Numerically controlled oscillator block diagram

Previously explained generator is described with following Scala files available insidesrc/main/scala directory:

  • TreeReduce.scala - contains modified TreeReduce function
  • SyncROM.scala- contains description of SyncROM - block RAM memory module
  • NCOTable.scala - contains look-up table parameter description and look-up table itself
  • NCO.scala - contains parameter description and top level module NCO

Inputs

Decoupled interface is used if streaming interface is chosen.
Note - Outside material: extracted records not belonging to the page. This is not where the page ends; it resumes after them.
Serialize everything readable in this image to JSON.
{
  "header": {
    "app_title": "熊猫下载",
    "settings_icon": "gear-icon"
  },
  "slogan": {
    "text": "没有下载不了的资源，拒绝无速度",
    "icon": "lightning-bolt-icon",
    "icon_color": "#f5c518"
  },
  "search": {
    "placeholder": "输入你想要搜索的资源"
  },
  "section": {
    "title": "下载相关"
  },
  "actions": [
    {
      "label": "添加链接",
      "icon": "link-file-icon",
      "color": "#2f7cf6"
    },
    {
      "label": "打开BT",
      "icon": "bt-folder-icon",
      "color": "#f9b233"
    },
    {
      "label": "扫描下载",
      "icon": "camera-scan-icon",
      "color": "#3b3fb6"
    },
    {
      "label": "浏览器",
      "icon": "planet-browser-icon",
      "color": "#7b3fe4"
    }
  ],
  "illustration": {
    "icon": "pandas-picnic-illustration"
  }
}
In that case, freq.bits are phase increment data or absolute phase value data and poff.bits are phase offset data.

  • freq, phase increment or absolute phase value data: - Flipped(Decoupled(params.protoFreq)) - wrapped with valid/ready signals if appropriate interface is selected as streaming - Input(params.protoFreq) - if appropriate interface is selected as programmable - None - if appropriate interface is selected as fixed
  • poff, phase offset: - Flipped(Decoupled(params.protoFreq)) - wrapped with valid/ready signals if appropriate interface is selected as streaming - Input(params.protoFreq) - if appropriate interface is selected as programmable - None - if appropriate interface is selected as fixed
  • inputEnable, enable signal for fixed configuration: - Input(Bool()) - used only if freq interface is selected as fixed

Outputs

Decoupled interface is used where .bits are data that should be sent to the streaming output.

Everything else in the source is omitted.